GBP/USD was at 1.7158 late Friday, after touching highs of 1.7178 earlier, the most since October 2008.

Cable is likely to find support at 1.7125 and resistance at 1.8000.

Sterling has strengthened broadly since the start of this year, gaining more than 15% against the dollar amid expectations that the deepening U.K. recovery will prompt the BoE to raise rates before the end of the year.

Data on Thursday showed that activity in the U.K. service sector slowed slightly in June, but growth remained robust with new business growth and payrolls increasing.

The Markit U.K. services purchasing managers’ index slowed to 57.7 in June from 58.6 in May. It was the lowest reading in three months, but remained well above the 50 level separating growth from contraction.

In the U.S., a robust nonfarm payrolls report for June sparked speculation that the Federal Reserve could bring forward its timetable for raising interest rates.

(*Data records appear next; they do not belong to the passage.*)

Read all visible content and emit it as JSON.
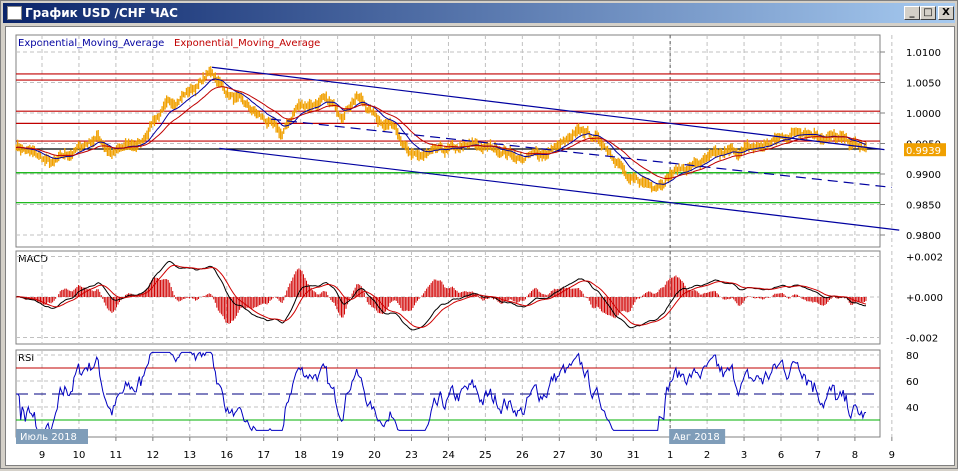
{
  "window": {
    "title": "График USD /CHF  ЧАС",
    "minimize": "_",
    "maximize": "□",
    "close": "X"
  },
  "legend": {
    "ema_blue": "Exponential_Moving_Average",
    "ema_red": "Exponential_Moving_Average"
  },
  "colors": {
    "price": "#f0a000",
    "ema_fast": "#0000a0",
    "ema_slow": "#c00000",
    "level_red": "#c00000",
    "level_green": "#00b000",
    "channel": "#0000a0",
    "grid": "#c0c0c0",
    "rsi_line": "#0000c0",
    "month_label_bg": "#7f9db9"
  },
  "chart_data": [
    {
      "type": "line",
      "title": "USD/CHF H1",
      "ylim": [
        0.978,
        1.013
      ],
      "yticks": [
        "1.0100",
        "1.0050",
        "1.0000",
        "0.9950",
        "0.9900",
        "0.9850",
        "0.9800"
      ],
      "ytick_values": [
        1.01,
        1.005,
        1.0,
        0.995,
        0.99,
        0.985,
        0.98
      ],
      "current_price": "0.9939",
      "current_value": 0.9939,
      "x_ticks": [
        "9",
        "10",
        "11",
        "12",
        "13",
        "16",
        "17",
        "18",
        "19",
        "20",
        "23",
        "24",
        "25",
        "26",
        "27",
        "30",
        "31",
        "1",
        "2",
        "3",
        "6",
        "7",
        "8",
        "9"
      ],
      "month_labels": [
        {
          "label": "Июль 2018",
          "at": 0
        },
        {
          "label": "Авг 2018",
          "at": 17
        }
      ],
      "price_keypoints": [
        [
          -0.7,
          0.9948
        ],
        [
          0.3,
          0.9915
        ],
        [
          0.7,
          0.993
        ],
        [
          1.5,
          0.9962
        ],
        [
          1.9,
          0.9935
        ],
        [
          2.7,
          0.995
        ],
        [
          3.0,
          0.999
        ],
        [
          3.8,
          1.003
        ],
        [
          4.2,
          1.0045
        ],
        [
          4.6,
          1.0068
        ],
        [
          5.0,
          1.0035
        ],
        [
          5.5,
          1.001
        ],
        [
          6.1,
          0.9985
        ],
        [
          6.5,
          0.9962
        ],
        [
          6.9,
          1.001
        ],
        [
          7.6,
          1.002
        ],
        [
          8.1,
          1.0
        ],
        [
          8.5,
          1.003
        ],
        [
          9.1,
          0.999
        ],
        [
          9.6,
          0.998
        ],
        [
          10.0,
          0.9925
        ],
        [
          10.6,
          0.9932
        ],
        [
          11.7,
          0.9945
        ],
        [
          12.5,
          0.994
        ],
        [
          13.0,
          0.9925
        ],
        [
          13.6,
          0.9935
        ],
        [
          14.7,
          0.9968
        ],
        [
          15.2,
          0.995
        ],
        [
          15.6,
          0.9925
        ],
        [
          15.9,
          0.9885
        ],
        [
          16.6,
          0.9885
        ],
        [
          17.1,
          0.9905
        ],
        [
          17.9,
          0.992
        ],
        [
          18.7,
          0.9935
        ],
        [
          19.5,
          0.9945
        ],
        [
          20.6,
          0.9975
        ],
        [
          21.4,
          0.996
        ],
        [
          22.3,
          0.994
        ]
      ],
      "horizontal_levels": [
        {
          "value": 1.0064,
          "color": "red"
        },
        {
          "value": 1.0054,
          "color": "red"
        },
        {
          "value": 1.0003,
          "color": "red"
        },
        {
          "value": 0.9983,
          "color": "red"
        },
        {
          "value": 0.9954,
          "color": "red"
        },
        {
          "value": 0.9941,
          "color": "black"
        },
        {
          "value": 0.9902,
          "color": "green"
        },
        {
          "value": 0.9853,
          "color": "green"
        }
      ],
      "channel": [
        {
          "from": [
            4.6,
            1.0075
          ],
          "to": [
            22.8,
            0.994
          ],
          "style": "solid"
        },
        {
          "from": [
            4.8,
            0.9942
          ],
          "to": [
            23.2,
            0.9808
          ],
          "style": "solid"
        },
        {
          "from": [
            6.2,
            0.999
          ],
          "to": [
            23.0,
            0.9878
          ],
          "style": "dashed"
        }
      ],
      "marker_day": 17
    },
    {
      "type": "bar+line",
      "title": "MACD",
      "ylim": [
        -0.0025,
        0.0025
      ],
      "yticks": [
        "+0.002",
        "+0.000",
        "-0.002"
      ],
      "ytick_values": [
        0.002,
        0,
        -0.002
      ]
    },
    {
      "type": "line",
      "title": "RSI",
      "ylim": [
        20,
        85
      ],
      "yticks": [
        "80",
        "60",
        "40"
      ],
      "ytick_values": [
        80,
        60,
        40
      ],
      "levels": [
        70,
        50,
        30
      ]
    }
  ]
}
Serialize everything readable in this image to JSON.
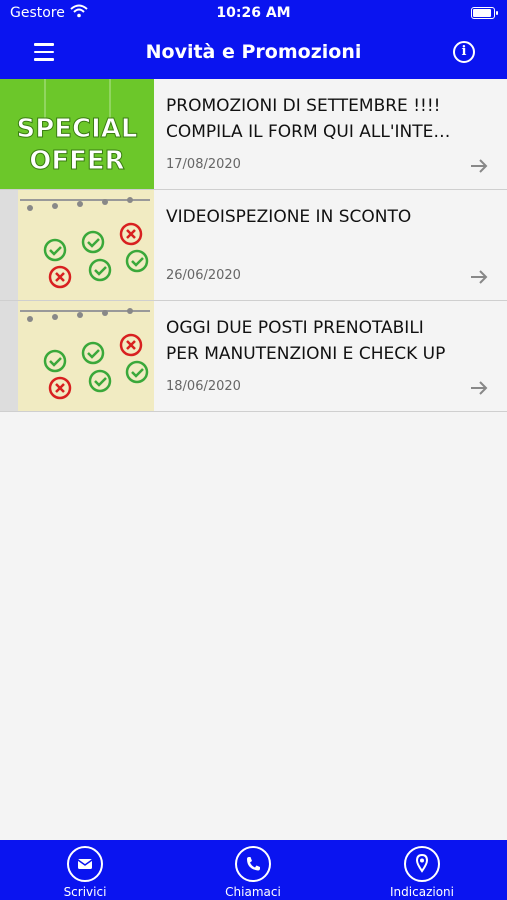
{
  "status": {
    "carrier": "Gestore",
    "time": "10:26 AM",
    "battery_level": 0.95
  },
  "header": {
    "title": "Novità e Promozioni"
  },
  "items": [
    {
      "line1": "PROMOZIONI DI SETTEMBRE !!!!",
      "line2": "COMPILA IL FORM QUI ALL'INTE…",
      "date": "17/08/2020",
      "thumb_text_1": "SPECIAL",
      "thumb_text_2": "OFFER"
    },
    {
      "line1": "VIDEOISPEZIONE IN SCONTO",
      "line2": "",
      "date": "26/06/2020"
    },
    {
      "line1": "OGGI DUE POSTI PRENOTABILI",
      "line2": "PER MANUTENZIONI E CHECK UP",
      "date": "18/06/2020"
    }
  ],
  "tabs": [
    {
      "label": "Scrivici",
      "icon": "mail-icon"
    },
    {
      "label": "Chiamaci",
      "icon": "phone-icon"
    },
    {
      "label": "Indicazioni",
      "icon": "location-pin-icon"
    }
  ],
  "colors": {
    "brand_blue": "#0a14f0",
    "background": "#f4f4f4",
    "offer_green": "#6cc72a"
  }
}
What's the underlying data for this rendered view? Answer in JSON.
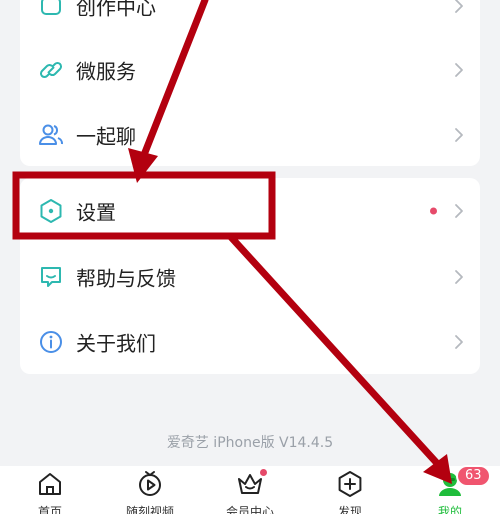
{
  "menu_group_a": [
    {
      "label": "创作中心",
      "icon": "creator-center-icon"
    },
    {
      "label": "微服务",
      "icon": "micro-service-link-icon"
    },
    {
      "label": "一起聊",
      "icon": "chat-people-icon"
    }
  ],
  "menu_group_b": [
    {
      "label": "设置",
      "icon": "settings-hexagon-icon",
      "has_dot": true
    },
    {
      "label": "帮助与反馈",
      "icon": "help-feedback-icon"
    },
    {
      "label": "关于我们",
      "icon": "about-info-icon"
    }
  ],
  "version_text": "爱奇艺 iPhone版 V14.4.5",
  "tabbar": [
    {
      "label": "首页",
      "icon": "home-icon"
    },
    {
      "label": "随刻视频",
      "icon": "play-video-icon"
    },
    {
      "label": "会员中心",
      "icon": "crown-vip-icon",
      "has_dot": true
    },
    {
      "label": "发现",
      "icon": "plus-discover-icon"
    },
    {
      "label": "我的",
      "icon": "profile-avatar-icon",
      "active": true
    }
  ],
  "profile_badge": "63",
  "colors": {
    "accent_green": "#1fbd3b",
    "icon_teal": "#2db8b0",
    "icon_blue": "#4a8fe7",
    "annotation_red": "#b3000f",
    "notification_red": "#f0556f"
  }
}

The Labor Department reported Thursday that that U.S. economy added 288,000 jobs last month, well above expectations for jobs growth of 212,000.

The previous month’s figure was revised up to a gain of 224,000 from a previously reported increase of 217,000.

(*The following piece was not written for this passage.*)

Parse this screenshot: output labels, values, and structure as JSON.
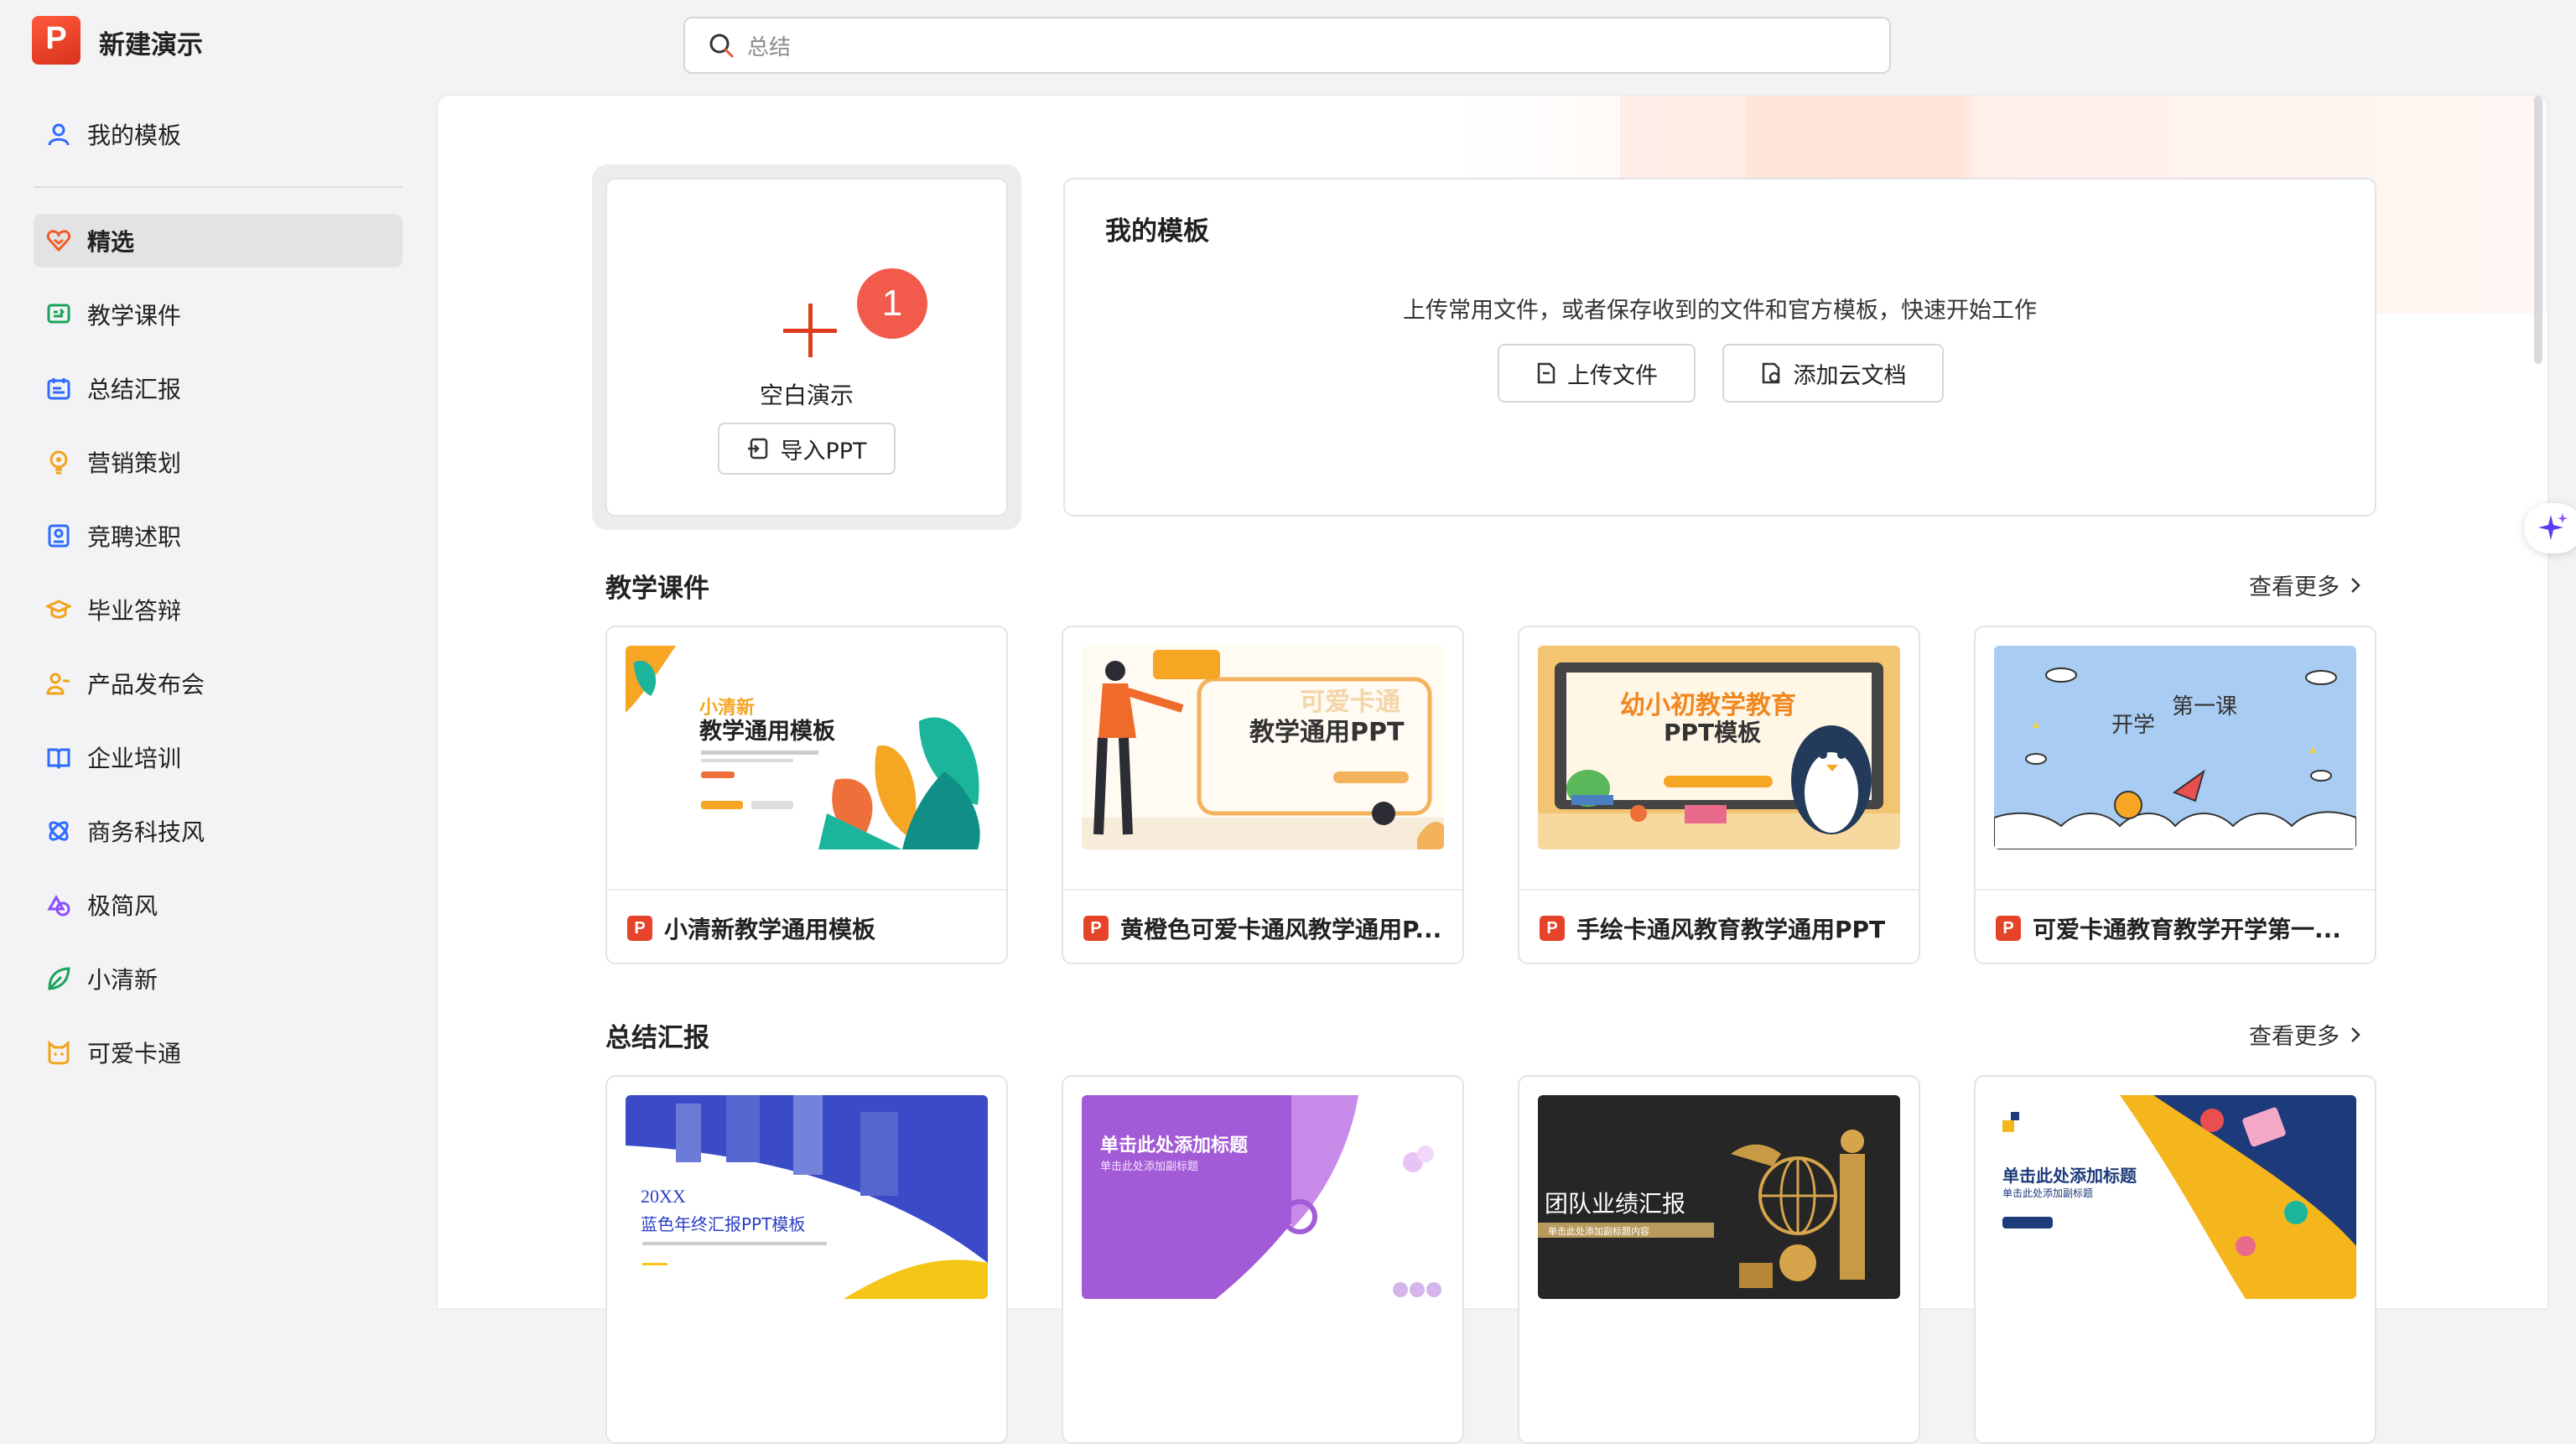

The unemployment rate ticked down to 6.1% from 6.3% in May, the lowest in almost six years. The data was released a day early, ahead of the Independence Day holiday on Friday.

Elsewhere Friday, the pound rose to almost two-year highs against the euro, with EUR/GBP down 0.14% to 0.7921, the weakest since September 2012.

The euro came under pressure after the European Central Bank reiterated that it could use "unconventional measures" to combat persistently low levels of inflation in the euro area.

The ECB left all rates on hold on Thursday, in a widely anticipated decision, after cutting rates to record lows in June.

In the week ahead, investors will be focusing on Wednesdays’ minutes of the Federal Reserve’s June meeting, with few other major U.S. economic reports on the calendar. Meanwhile, the BoE is to hold its monthly rate setting meeting.

Ahead of the coming week, has compiled a list of these and other significant events likely to affect the markets. The guide skips Monday and Friday, as there are no relevant events on these days.

Tuesday, July 8

The U.K. is to release data on manufacturing and industrial production.

Wednesday, July 9

The Federal Reserve is to publish the minutes of its June meeting.

Thursday, July 10

The U.K. is to release data on the trade balance, while the BoE is to announce its benchmark interest rate.

Later Thursday, the U.S. is to release the weekly government report on initial jobless claims.